LONDON: Global wind energy capacity could increase by more than half over the next five years, as costs continue to fall and the market returns to growth at the end of this decade, a report by the Global Wind Energy Council shows.
In its annual report on the status of the global wind industry, the GWEC said cumulative wind energy capacity stood at 539 gigawatts (GW) at the end of last year, 11 percent higher than the previous year.
That should increase by 56 percent to 840 GW by the end of 2022 as countries develop more renewable energy to meet emissions cut targets and prices continue to fall, the wind industry association said.
Around 52.5 gigawatts (GW) of new wind power capacity was added worldwide last year, down slightly from 54.6 GW in 2016. The GWEC expects the market to be flat this year but start growing again from 2019.

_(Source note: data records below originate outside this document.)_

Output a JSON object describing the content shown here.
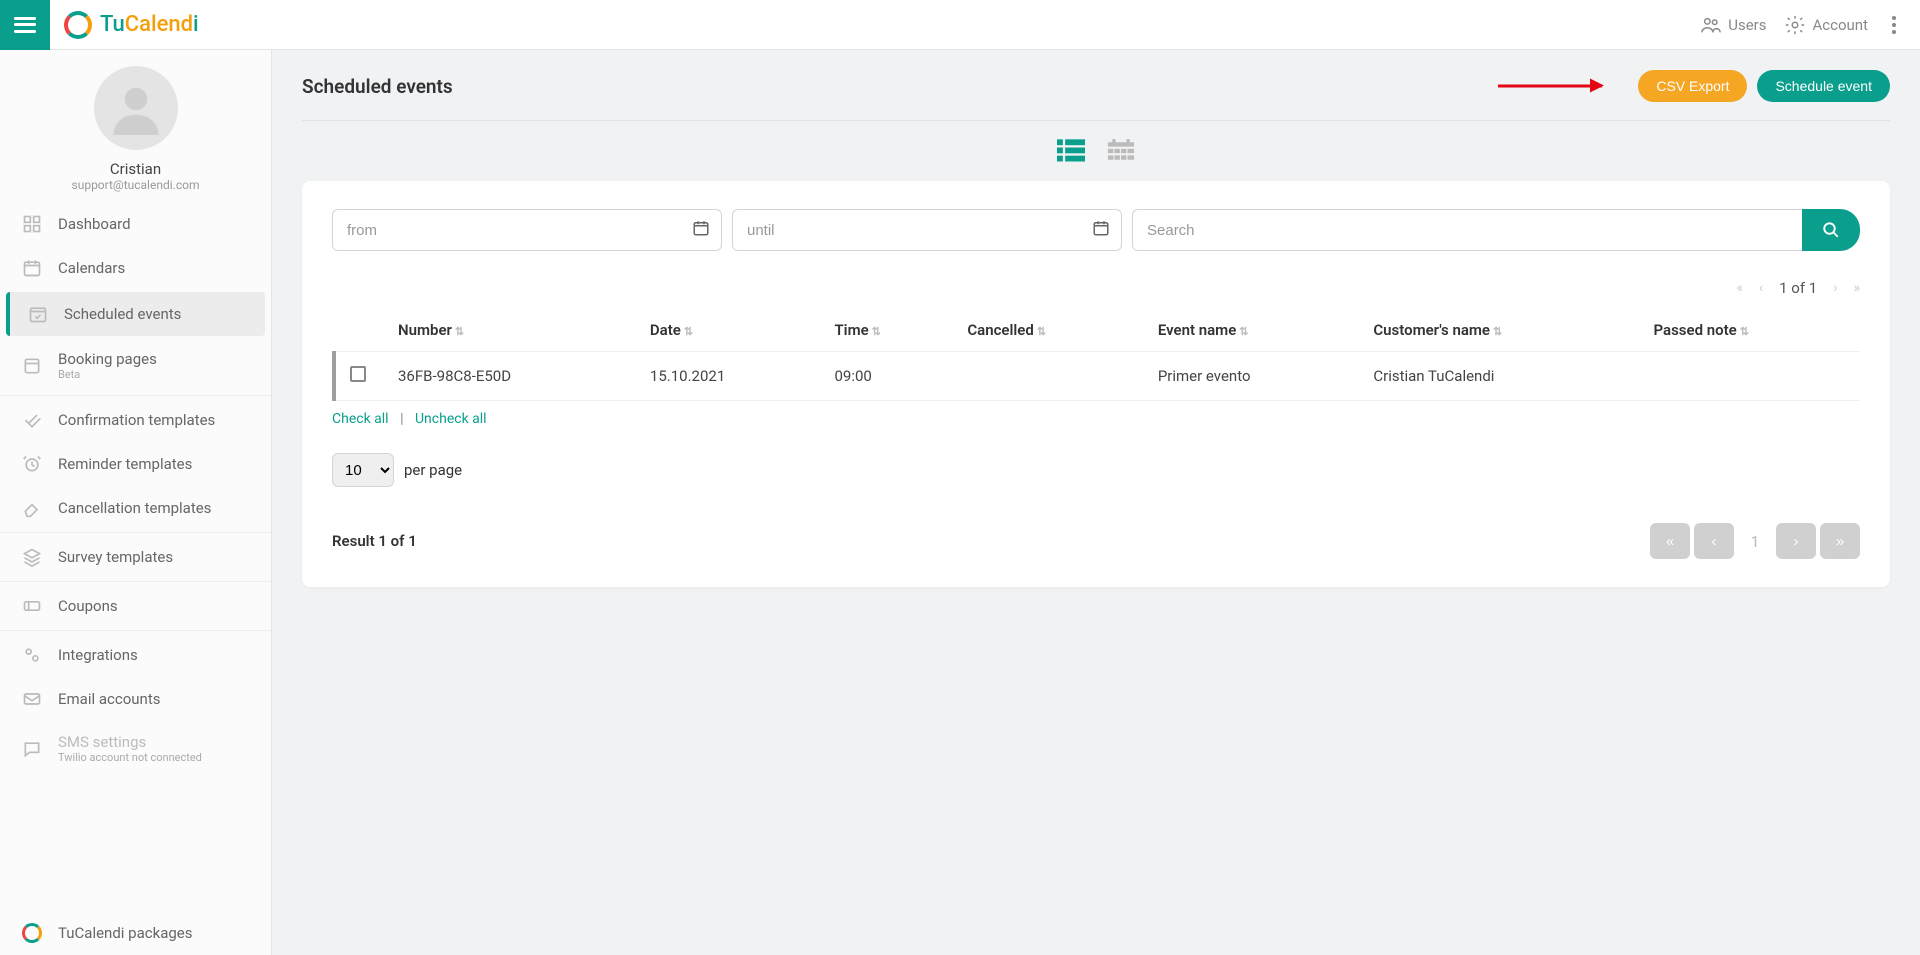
{
  "brand": {
    "tu": "Tu",
    "calend": "Calend",
    "i": "i"
  },
  "top": {
    "users": "Users",
    "account": "Account"
  },
  "profile": {
    "name": "Cristian",
    "email": "support@tucalendi.com"
  },
  "sidebar": {
    "dashboard": "Dashboard",
    "calendars": "Calendars",
    "scheduled": "Scheduled events",
    "booking": "Booking pages",
    "booking_badge": "Beta",
    "confirmation": "Confirmation templates",
    "reminder": "Reminder templates",
    "cancellation": "Cancellation templates",
    "survey": "Survey templates",
    "coupons": "Coupons",
    "integrations": "Integrations",
    "email": "Email accounts",
    "sms": "SMS settings",
    "sms_sub": "Twilio account not connected",
    "packages": "TuCalendi packages"
  },
  "page": {
    "title": "Scheduled events",
    "csv": "CSV Export",
    "schedule": "Schedule event"
  },
  "filters": {
    "from": "from",
    "until": "until",
    "search": "Search"
  },
  "pager_top": "1 of 1",
  "table": {
    "headers": {
      "number": "Number",
      "date": "Date",
      "time": "Time",
      "cancelled": "Cancelled",
      "event": "Event name",
      "customer": "Customer's name",
      "passed": "Passed note"
    },
    "rows": [
      {
        "number": "36FB-98C8-E50D",
        "date": "15.10.2021",
        "time": "09:00",
        "cancelled": "",
        "event": "Primer evento",
        "customer": "Cristian TuCalendi",
        "passed": ""
      }
    ]
  },
  "links": {
    "check_all": "Check all",
    "uncheck_all": "Uncheck all"
  },
  "perpage": {
    "value": "10",
    "label": "per page"
  },
  "result": "Result 1 of 1",
  "footer_page": "1"
}
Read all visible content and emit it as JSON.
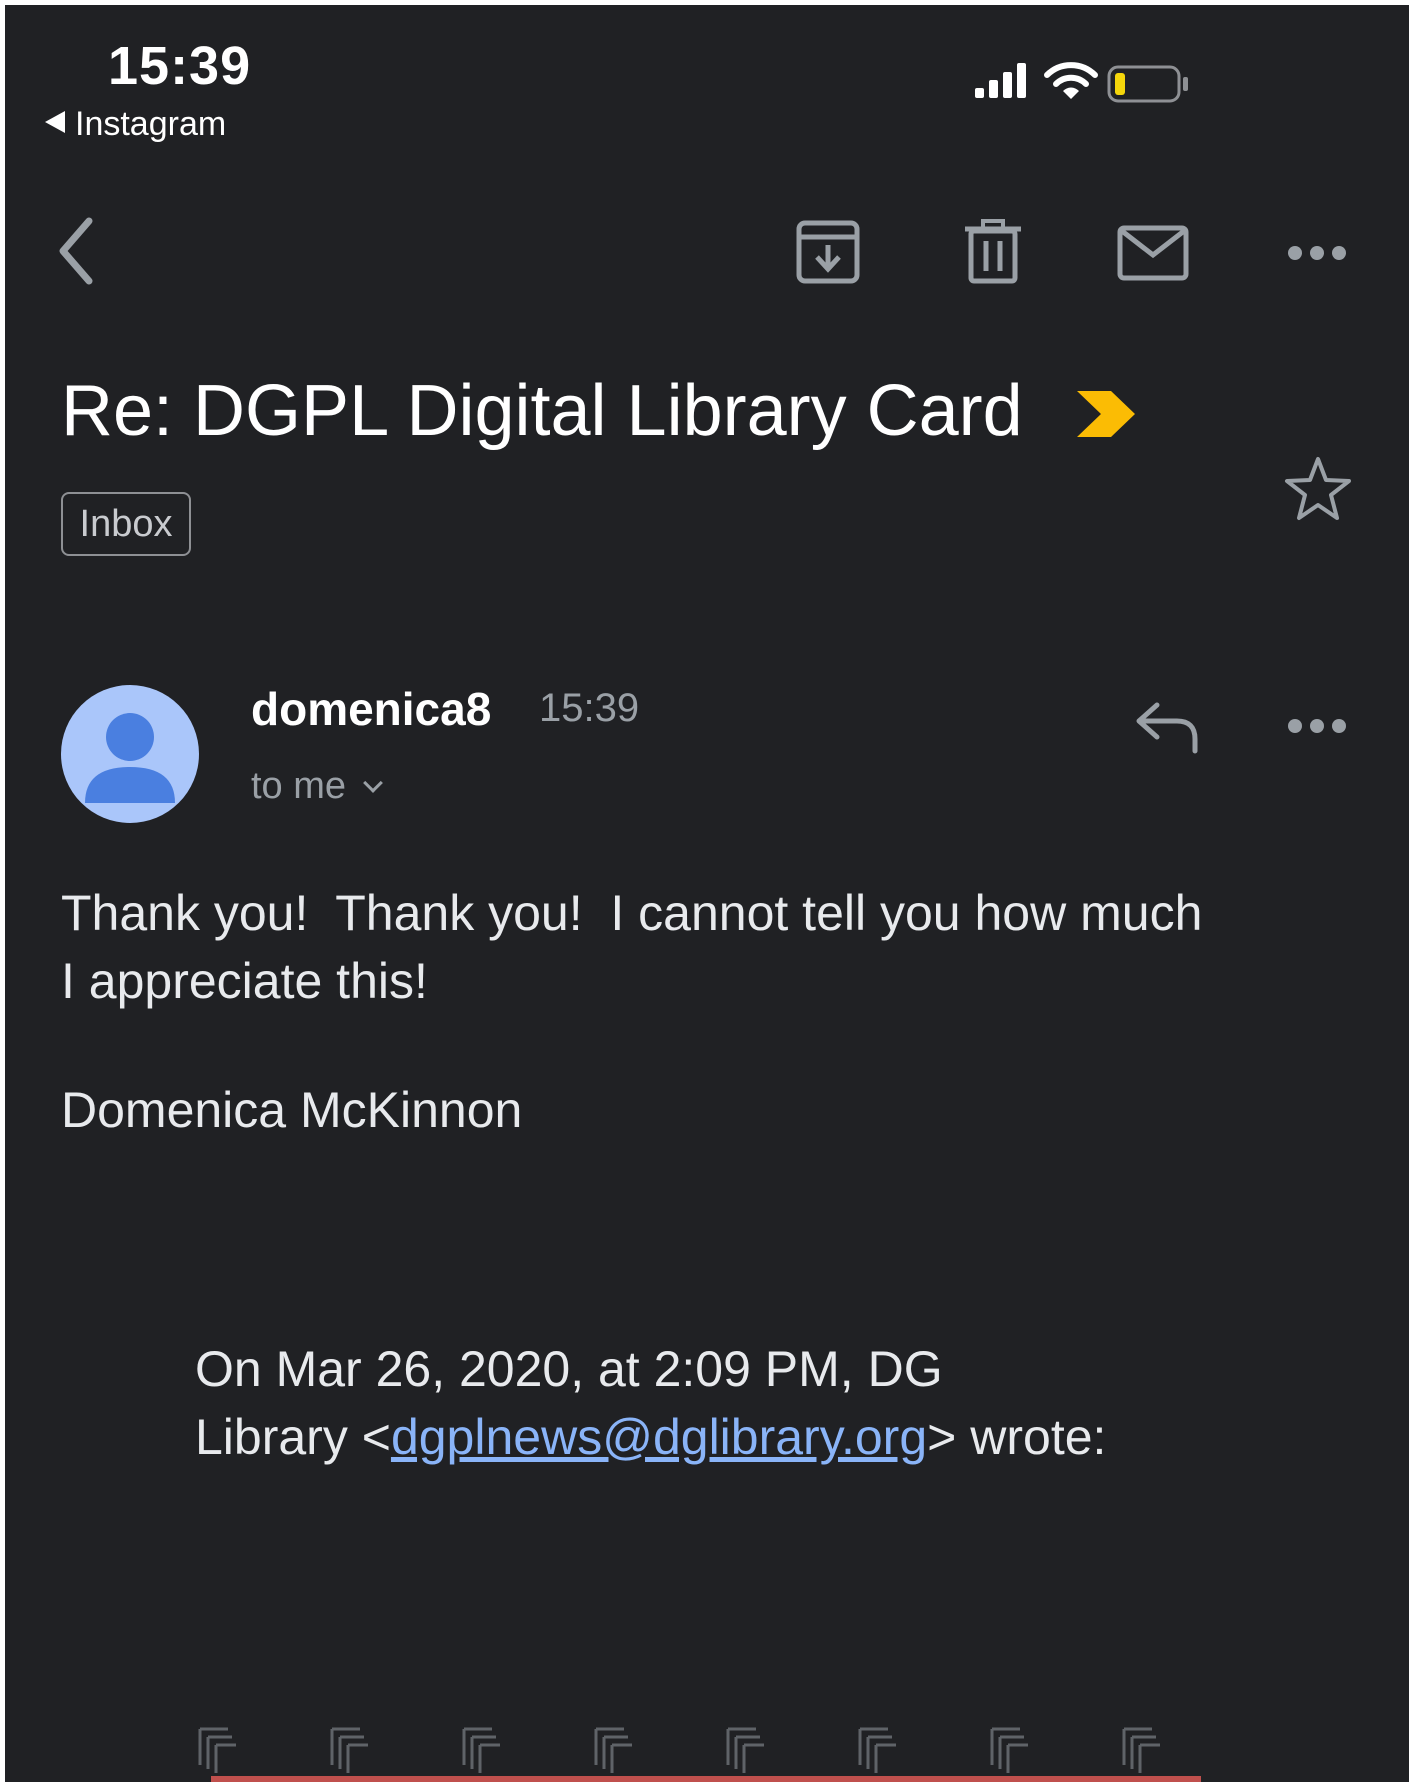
{
  "status_bar": {
    "time": "15:39",
    "back_app": "Instagram",
    "signal_icon": "cellular-signal-icon",
    "wifi_icon": "wifi-icon",
    "battery_icon": "battery-low-icon",
    "battery_color": "#f5d60b"
  },
  "toolbar": {
    "back_icon": "back-arrow-icon",
    "archive_icon": "archive-icon",
    "delete_icon": "trash-icon",
    "mark_unread_icon": "mail-icon",
    "more_icon": "more-horizontal-icon"
  },
  "email": {
    "subject": "Re: DGPL Digital Library Card",
    "importance_icon": "importance-marker-icon",
    "importance_color": "#fbbc04",
    "label": "Inbox",
    "star_icon": "star-outline-icon",
    "sender": "domenica8",
    "time": "15:39",
    "recipient": "to me",
    "reply_icon": "reply-icon",
    "body_lines": [
      "Thank you!  Thank you!  I cannot tell you how much",
      "I appreciate this!"
    ],
    "signature": "Domenica McKinnon",
    "quote": {
      "line1": "On Mar 26, 2020, at 2:09 PM, DG",
      "line2_prefix": "Library <",
      "link": "dgplnews@dglibrary.org",
      "line2_suffix": "> wrote:"
    }
  },
  "colors": {
    "background": "#202124",
    "text": "#e8eaed",
    "secondary_text": "#9aa0a6",
    "link": "#8ab4f8",
    "avatar_bg": "#aac6fa",
    "avatar_fg": "#4a7fe0"
  }
}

“The annual market will return to growth in 2019 and 2020, breaching the 60 GW barrier once again and continue to grow, albeit at a slower pace, in the beginning of the new decade,” the GWEC said in its report.
“We expect to see total cumulative installations reach 840 GW by the end of 2022,” it added.
Wind power has become more competitive over the past few years, with a move from government subsidies to auctions which has brought costs down further.
“Overall, offshore prices for projects to be completed in the next five years or so are half of what they were for the last five years and this trend is likely to continue,” the report said.
China continues to be the biggest wind market in the world, adding nearly 19.7 GW of new capacity in 2017, though this was 15.9 percent lower than the previous year.
The pace of China’s wind development is gradually slowing down and growth is expected to be flat to 2020.
India experienced record wind installations last year, adding over 4 GW, but GWEC expects this to slow this year due to a transition period between old market incentives and moving toward an auction-based system, the GWEC said.
The EU also had a record year in 2017 with 15.6 GW added. The bloc is expected to install around 76 GW of new wind power by the end of 2022, reaching a cumulative total of 254 GW.
The US added 7 GW of new wind capacity last year. Despite attempts to change the structure of tax credits last year, the provisions remained intact and continue to support the industry.